Doch es gibt weitere Risiken, die mit einer Entsorgung im häuslichen Umfeld verbunden sind. Fast die Hälfte der Verbraucher gibt in Umfragen an, alte Tabletten oder flüssige Arzneimittel gelegentlich in der Toilette und im Abfluss herunterzuspülen. So gelangen zusätzliche Mengen der schwer abbaubaren Wirkstoffe in das häusliche Abwasser. Der Einfluss des Medikamentengebrauchs auf die Umwelt nimmt auch aus diesem Grund stetig zu: Forschungsergebnisse bestätigen das Vorkommen verschiedenster Humanpharmaka in Oberflächengewässern, im Grundwasser und sogar im Trinkwasser. Außerdem belegen immer mehr Daten, dass ein Teil dieser Stoffe negative und bisher kaum kalkulierbare Auswirkungen auf die Tier- und Pflanzenwelt haben. Hinzu kommt, dass die demographische Entwicklung einen steigenden Arzneimittelbedarf mit sich bringt und dieses Problem noch verschärft.

Durch das Fehlen einer flächendeckenden Lösung gibt es zu diesen unsachgemäßen und schlicht gefährlichen Entsorgungswegen heute oftmals kaum eine Alternative. Die Verbraucher vermissen schlicht und einfach ein sicheres und leicht zugängliches System, um ihre Altmedikamente loszuwerden. Ansätze einer flächendeckenden Lösung dieses Problems durch Pharmaindustrie und Apotheken sind nicht in Sicht. Doch nicht allein die Verantwortung gegenüber den Kindern und der Umwelt macht ein schnelles Handeln notwendig.

Der SSW bezieht sich in seinem Antrag ganz konkret auf die Richtlinie des Europäischen Parlaments und des Europäischen Rates zur Schaffung eines Gemeinschaftskodexes für Humanarzneimittel. Nach dieser haben sich die Mitgliedstaaten der Europäischen Union ausdrücklich dazu verpflichtet, schon zum Oktober 2005 geeignete Sammelsysteme für nicht verwendete oder abgelaufene Arzneimittel bereitzustellen. Die Notwendigkeit, eine gesetzliche Lösung für dieses Problem zu finden liegt auf der Hand. Und die verschiedenen genannten Gründe belegen, dass dies dringend geschehen muss.

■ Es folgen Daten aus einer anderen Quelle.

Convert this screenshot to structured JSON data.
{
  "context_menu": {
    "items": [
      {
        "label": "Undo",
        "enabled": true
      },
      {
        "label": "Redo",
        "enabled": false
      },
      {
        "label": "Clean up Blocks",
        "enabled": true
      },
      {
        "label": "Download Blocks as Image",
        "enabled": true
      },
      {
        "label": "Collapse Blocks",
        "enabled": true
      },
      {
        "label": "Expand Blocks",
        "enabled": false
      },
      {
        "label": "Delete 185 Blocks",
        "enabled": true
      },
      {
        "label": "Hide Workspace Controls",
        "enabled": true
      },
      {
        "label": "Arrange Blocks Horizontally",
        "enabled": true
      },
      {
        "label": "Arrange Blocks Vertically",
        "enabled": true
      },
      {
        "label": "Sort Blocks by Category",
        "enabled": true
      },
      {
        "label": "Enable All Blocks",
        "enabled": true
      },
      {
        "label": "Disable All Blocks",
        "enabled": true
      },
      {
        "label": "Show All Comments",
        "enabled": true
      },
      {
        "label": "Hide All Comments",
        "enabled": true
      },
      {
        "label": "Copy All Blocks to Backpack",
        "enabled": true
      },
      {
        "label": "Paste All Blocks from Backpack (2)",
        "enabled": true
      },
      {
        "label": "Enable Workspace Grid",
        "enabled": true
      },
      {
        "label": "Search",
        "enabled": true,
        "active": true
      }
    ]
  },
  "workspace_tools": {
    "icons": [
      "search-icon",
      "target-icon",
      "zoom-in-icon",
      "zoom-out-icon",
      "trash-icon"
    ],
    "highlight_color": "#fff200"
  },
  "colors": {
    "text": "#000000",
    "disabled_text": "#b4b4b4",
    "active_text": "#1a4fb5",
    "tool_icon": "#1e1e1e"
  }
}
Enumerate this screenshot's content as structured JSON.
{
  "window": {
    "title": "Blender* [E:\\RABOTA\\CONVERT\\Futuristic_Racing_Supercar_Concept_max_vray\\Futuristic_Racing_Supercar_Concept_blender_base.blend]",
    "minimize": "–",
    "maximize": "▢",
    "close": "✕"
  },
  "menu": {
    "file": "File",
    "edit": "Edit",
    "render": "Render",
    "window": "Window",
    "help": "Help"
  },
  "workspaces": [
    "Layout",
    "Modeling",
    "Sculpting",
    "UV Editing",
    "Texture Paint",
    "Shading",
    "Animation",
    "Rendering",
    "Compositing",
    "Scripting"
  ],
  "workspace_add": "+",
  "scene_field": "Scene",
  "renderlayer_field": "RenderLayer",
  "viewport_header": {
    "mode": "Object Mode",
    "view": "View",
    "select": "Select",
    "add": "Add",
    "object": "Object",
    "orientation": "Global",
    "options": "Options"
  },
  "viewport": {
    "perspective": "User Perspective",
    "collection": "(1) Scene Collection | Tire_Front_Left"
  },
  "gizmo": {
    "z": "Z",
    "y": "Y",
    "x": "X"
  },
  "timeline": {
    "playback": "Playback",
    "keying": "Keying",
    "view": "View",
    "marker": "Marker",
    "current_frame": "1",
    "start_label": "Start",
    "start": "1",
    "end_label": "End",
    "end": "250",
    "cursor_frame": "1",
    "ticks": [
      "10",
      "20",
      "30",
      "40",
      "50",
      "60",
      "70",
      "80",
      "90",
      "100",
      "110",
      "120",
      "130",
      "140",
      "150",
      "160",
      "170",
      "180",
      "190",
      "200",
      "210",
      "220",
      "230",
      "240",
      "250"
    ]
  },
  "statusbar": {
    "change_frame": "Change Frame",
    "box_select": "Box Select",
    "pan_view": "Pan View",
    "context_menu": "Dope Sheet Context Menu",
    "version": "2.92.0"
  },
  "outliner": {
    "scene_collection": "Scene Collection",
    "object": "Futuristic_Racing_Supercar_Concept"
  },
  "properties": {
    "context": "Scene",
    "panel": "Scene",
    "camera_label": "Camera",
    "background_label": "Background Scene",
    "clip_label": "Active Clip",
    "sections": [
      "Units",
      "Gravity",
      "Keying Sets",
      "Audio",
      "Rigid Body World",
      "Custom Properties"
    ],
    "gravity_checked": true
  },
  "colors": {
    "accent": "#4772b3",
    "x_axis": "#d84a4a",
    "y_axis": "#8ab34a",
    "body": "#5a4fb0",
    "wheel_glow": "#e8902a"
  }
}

Unsere Forderung an die Landesregierung ist deshalb, schnellstmöglich aktiv zu werden und auf Bundesebene und im Bundesrat auf die Schaffung geeigneter Sammelsysteme hinzuwirken. Hier sollten die Apotheken ihrer Produktverantwortung dadurch gerecht werden, dass sie weiterhin als Sammelstelle für den Verbraucher dienen. Außerdem müssen sie aktiv auf die Möglichkeit der Rückgabe hinweisen. Die Abholung und Entsorgung des Medikamentenabfalls muss aus den genannten Gründen auf einem risikolosen und umweltverträglichen Weg erfolgen. Der SSW fordert daher, dass bei der Schaffung eines solchen Systems vor allem die Sicherheit des Entsorgungswegs maßgebend ist. Halbherzige Lösungen oder eine weitere Verzögerung bringen Schäden und Gefahren mit sich, die wir uns ganz einfach nicht leisten können.

Dem vorliegenden Berichtsantrag können wir zustimmen. Zur weiteren Behandlung beantragen wir daher die Überweisung an den zuständigen Ausschuss.